WHITE CHOCOLATE AND PERSIAN LIME LAYERED CAKE: Made by: Carolyn Webster
1 cup butter
2 cups sugar
3 cups sifted cake flour
3 tsp. baking powder
1/2 tsp. salt
4 large eggs
1 cup milk
1 T. vanilla extract
Juice and grated zest of one Persian lime - Preheat oven to 350 degrees F. Grease three 9 inch pans.- Line bottoms with parchment paper; grease again and flour pans.- Cream butter and gradually add sugar, creaming until light and fluffy; add eggs on at a time, beating well after each addition.

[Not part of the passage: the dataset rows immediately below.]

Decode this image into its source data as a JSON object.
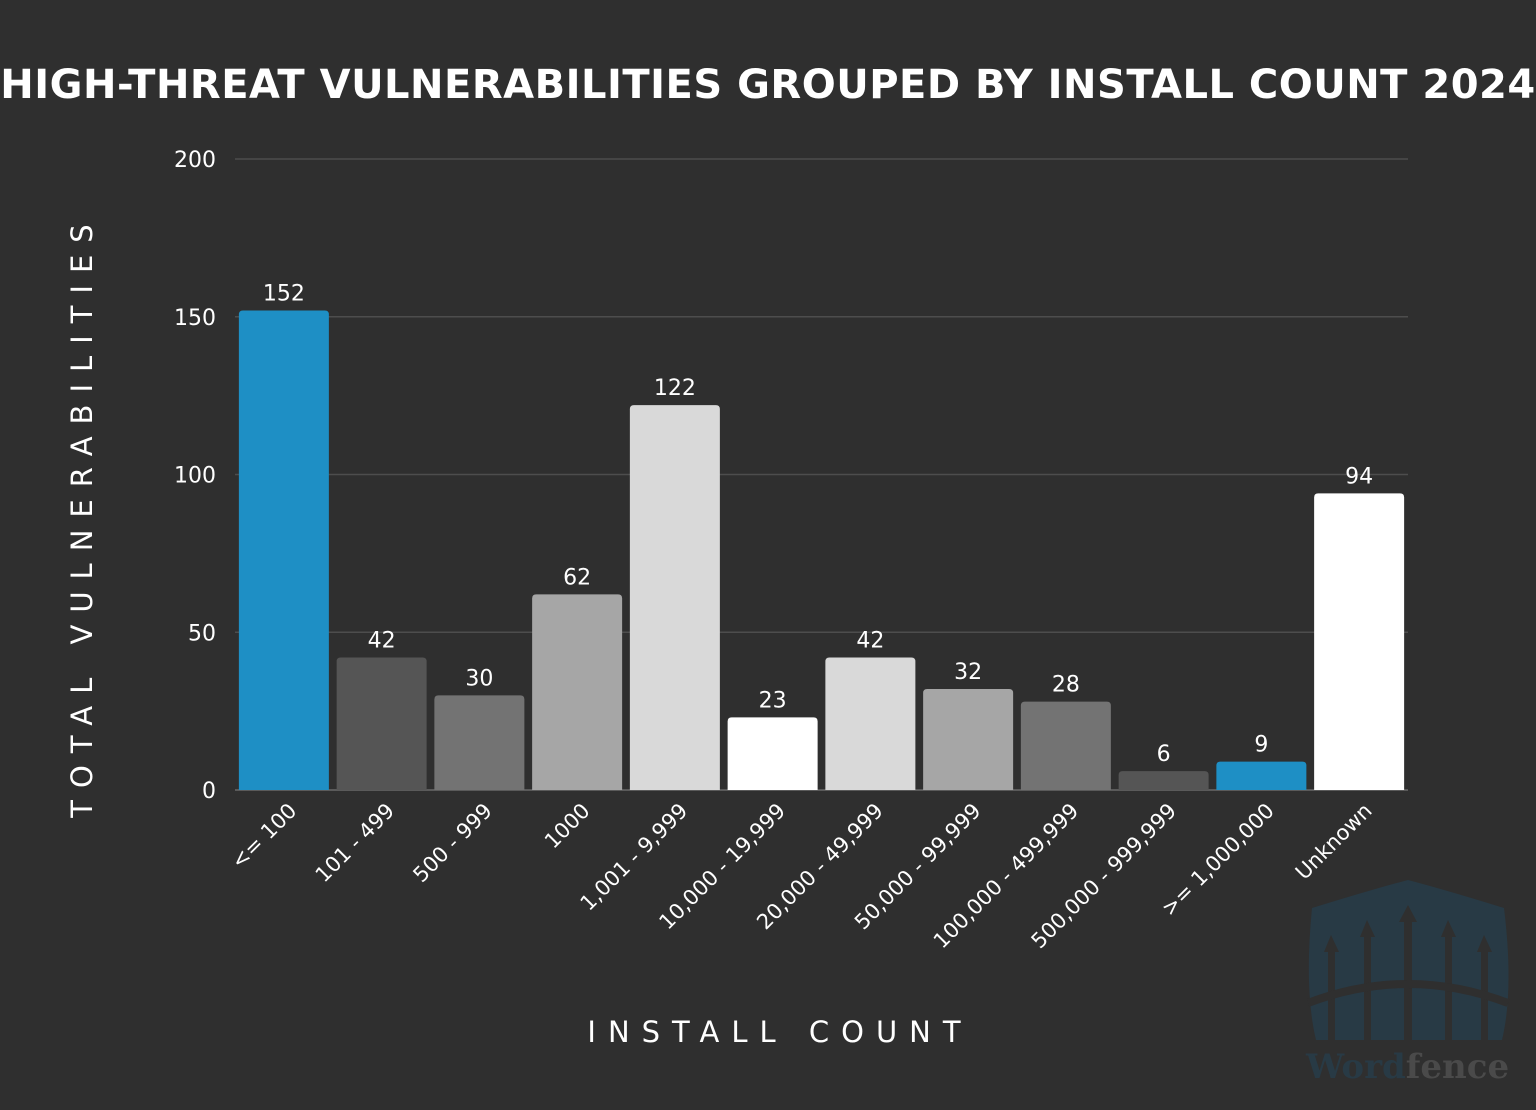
{
  "chart_data": {
    "type": "bar",
    "title": "HIGH-THREAT VULNERABILITIES GROUPED BY INSTALL COUNT 2024",
    "xlabel": "INSTALL COUNT",
    "ylabel": "TOTAL VULNERABILITIES",
    "ylim": [
      0,
      200
    ],
    "yticks": [
      0,
      50,
      100,
      150,
      200
    ],
    "grid": true,
    "categories": [
      "<= 100",
      "101 - 499",
      "500 - 999",
      "1000",
      "1,001 - 9,999",
      "10,000 - 19,999",
      "20,000 - 49,999",
      "50,000 - 99,999",
      "100,000 - 499,999",
      "500,000 - 999,999",
      ">= 1,000,000",
      "Unknown"
    ],
    "values": [
      152,
      42,
      30,
      62,
      122,
      23,
      42,
      32,
      28,
      6,
      9,
      94
    ],
    "colors": [
      "#1e8fc5",
      "#555555",
      "#737373",
      "#a6a6a6",
      "#d9d9d9",
      "#ffffff",
      "#d9d9d9",
      "#a6a6a6",
      "#737373",
      "#555555",
      "#1e8fc5",
      "#ffffff"
    ]
  },
  "watermark": {
    "logo_text": "Wordfence",
    "colors": {
      "shield": "#283a45",
      "word": "#283a45",
      "fence": "#4a4a4a"
    }
  }
}
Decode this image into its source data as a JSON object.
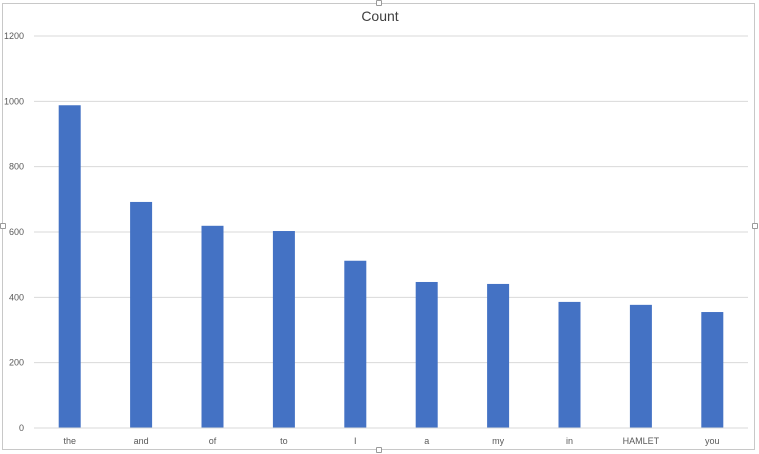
{
  "chart_data": {
    "type": "bar",
    "title": "Count",
    "xlabel": "",
    "ylabel": "",
    "categories": [
      "the",
      "and",
      "of",
      "to",
      "I",
      "a",
      "my",
      "in",
      "HAMLET",
      "you"
    ],
    "values": [
      988,
      692,
      619,
      603,
      512,
      447,
      441,
      386,
      377,
      355
    ],
    "ylim": [
      0,
      1200
    ],
    "yticks": [
      "0",
      "200",
      "400",
      "600",
      "800",
      "1000",
      "1200"
    ],
    "grid": true,
    "legend": "none",
    "bar_color": "#4472C4",
    "grid_color": "#d9d9d9"
  }
}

– In another bowl, sift cake flour with baking powder and salt. Add flour mixture alternately with milk and vanilla, beating after each addition until smooth. Stir in lime juice and zest. Divide batter evenly between cake pans; bake for 25 to 28 minutes; cool in pans 10 minutes; Remove from pans and cool completely on baking racks
1 cup whipping cream
1 T. confectioners sugar
8 oz. cream cheese
1 T. lime juice
1 T. lime zest
– Mix together cream cheese, lime juice and zest until smooth. In a large bowl, beata cream until it begins to thicken; add sugar; beat until stiff peaks form. Fold this into the cream cheese mixture. Spread filling between cooled layers of cake. Frost with white chocolate buttercream frosting. Garnish, if desired, with additional lime zest.
1 cup butter, softened
2 cups confectioners sugar
6 oz. white chocolate baking bar; melted
3 to 5 T. whipping cream
In a large bowl, beat butter and sugar at low speed until fluffy. Add in melted and cooled
white chocolate, and 3 T. of whipping cream; add more cream if needed to achieve desired
consistency. Beat on high speed 3 to 4 minutes, scraping down bowl with spatula as you go.